Gov. Brian Kemp’s office has called reporters to a press conference Thursday afternoon where he plans to make a “special announcement” on health care.
The notice said little about the subject of the announcement. But Kemp is to be joined at the Georgia Capitol by officials who have been instrumental in forming his “waiver” proposals to reshape health insurance in Georgia.
Kemp’s proposals, if approved by the Trump administration, could affect hundreds of thousands, if not millions, of Georgians. They’re called “waivers” because states may ask the federal government to waive parts of U.S. health care law, in order to tailor new programs to their own needs.
Kemp’s waiver requests affect different kinds of insurance. They are meant to connect easily together for people who move from unemployed and uninsured to employed and making more and more income.
The federal government is considering several waiver ideas in Kemp’s proposals, and could deny or approve them separately. This explains some key provisions on the table.
Medicaid
Kemp proposes to expand Medicaid coverage to some, but not all, of the poorest Georgia adults. The state would impose requirements that approximately 50,000 of the state’s 408,000 uninsured, very poor adults would end up meeting, according to the initial proposal.
People who meet the requirements would include those who work at registered employment or serve at qualified nonprofits at least 80 hours a month, or attend college full time. Currently, working-age adults usually are not covered by Georgia Medicaid, which concentrates mostly on children.
People could not meet the requirements, however, by working unofficially, such as full-time caring for an elderly relative. And disabled people who don’t get declared disabled by the government, such as some mentally ill homeless people, would still not qualify for Medicaid.
President Trump’s administrator of the U.S. Centers for Medicare and Medicaid Services, Seema Verma, oversees waiver approval and is a hearty advocate of work and community engagement requirements. She is scheduled to be at the announcement, as is Georgia’s official overseeing Medicaid.
This is known as the 1115 Waiver, or Georgia Pathways.
The Affordable Care Act: the healthcare.gov website
Kemp’s other waiver proposals concern the Affordable Care Act’s insurance marketplace for individual private health plans.
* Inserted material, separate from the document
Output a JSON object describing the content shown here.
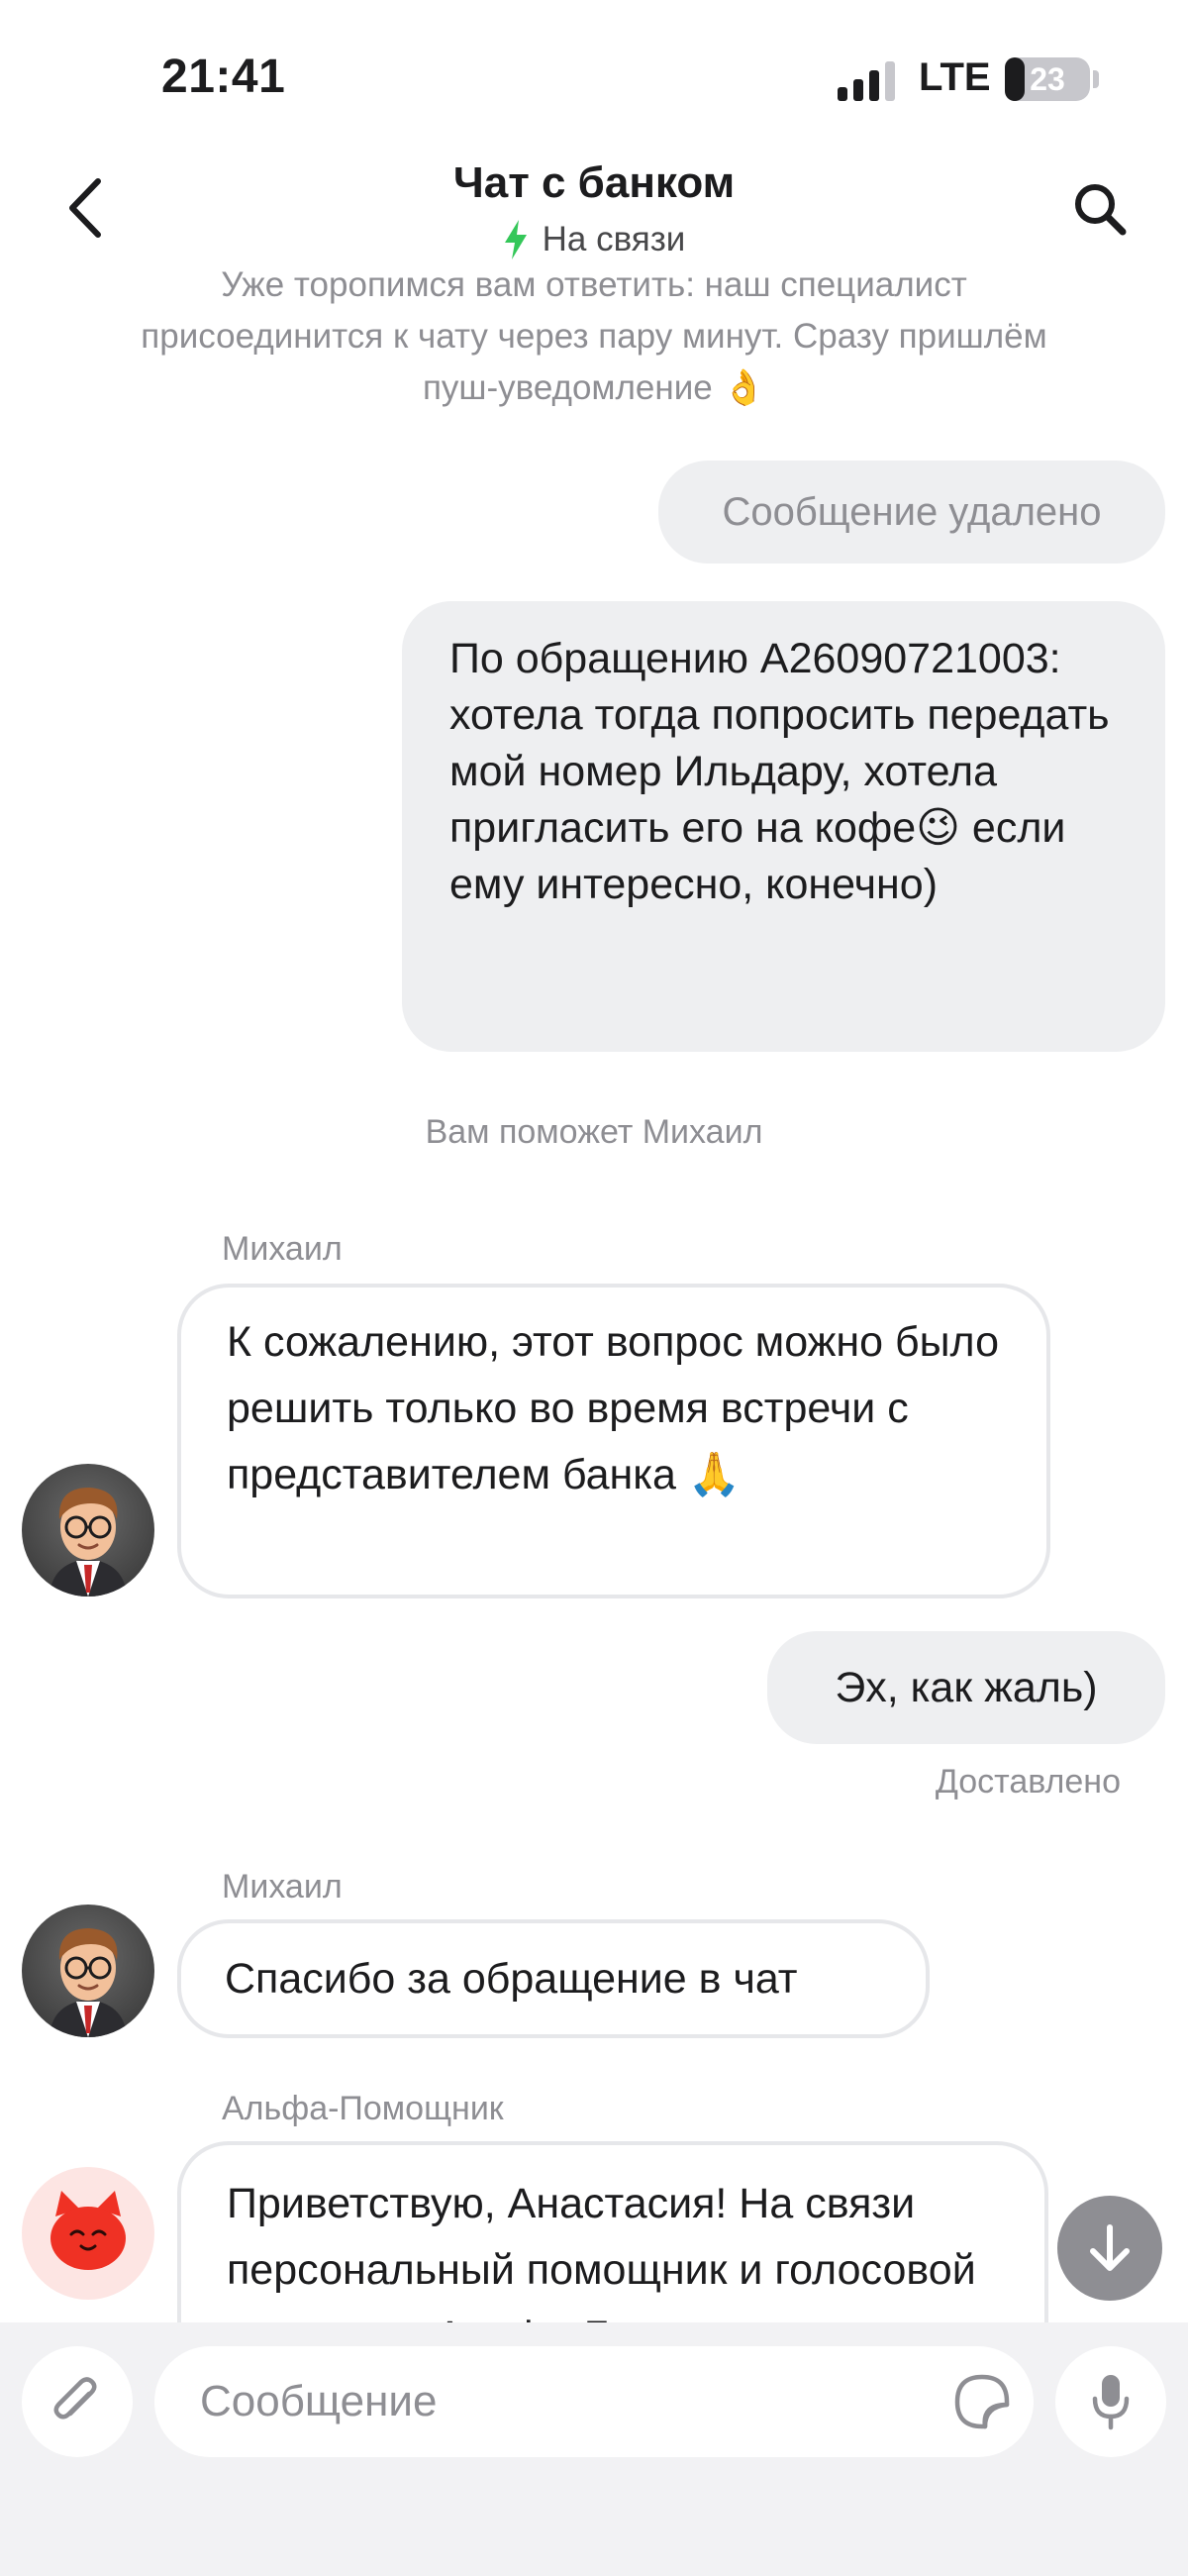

Kemp’s proposal would block Georgians' use of the marketplace’s healthcare.gov website. Currently, about 400,000 Georgians use healthcare.gov to shop for plans and sign up for private insurance. The website calculates what a person would actually pay after adding in subsidies for their income level. It then presents the available plans all together so the shopper can compare prices and coverage. It also lists agents and brokers in the person’s area that could sell insurance if a person prefers that.
The state would not build its own replacement website for shopping. Instead it would refer people to agents and brokers that already exist.
Critics say this would be illegal and would cause perhaps 60,000 more Georgians to be without insurance. They say for those who do buy, it would place them in the hands of private brokers who often have a track record of promoting skimpier coverage than customers are seeking, because they make more profit that way and customers often don’t understand what they’re buying.
Kemp’s office counters that private industry will work harder to sign up more customers, and expand the range of options that shoppers see. The proposal estimates it will add 25,000 additional Georgians to the insured rolls.
This is known as the 1332 waiver, or Georgia Access.
The Affordable Care Act: “Reinsurance”
The most expensive piece of the Kemp waivers would use public money to subsidize insurance companies' costs with some of the more expensive claims. The hope is that the companies' windfall would trickle down to policyholders and lower premium prices. Experience in other states shows this has worked.
The benefit is felt most by higher-income households.
For the working poor or lower-middle-income households, the ACA’s health insurance subsidies already make plans more affordable, or even free. But subsides shrink as incomes increase. And for people who make more than $51,000 for a single person or $105,000 for a family of four, there are no subsidies at all. They pay the full cost of insurance premiums, which has grown astronomical.
This “reinsurance” plan would lower premium prices by perhaps 10% on average. The biggest savings, perhaps topping 25%, would be in rural areas. Atlantans might see cost reductions of 4%.
Kemp’s office in July estimated the first year’s cost of the reinsurance program would be $399 million. Much of the plan would pay for itself, the proposal maintains, but $93 million would have to come from the state’s general fund.
This is also part of the “1332” waiver.
Kemp originally had a plan to take over Georgia’s $2.7 billion in subsidies and apply them to new types of plans, but he dropped that.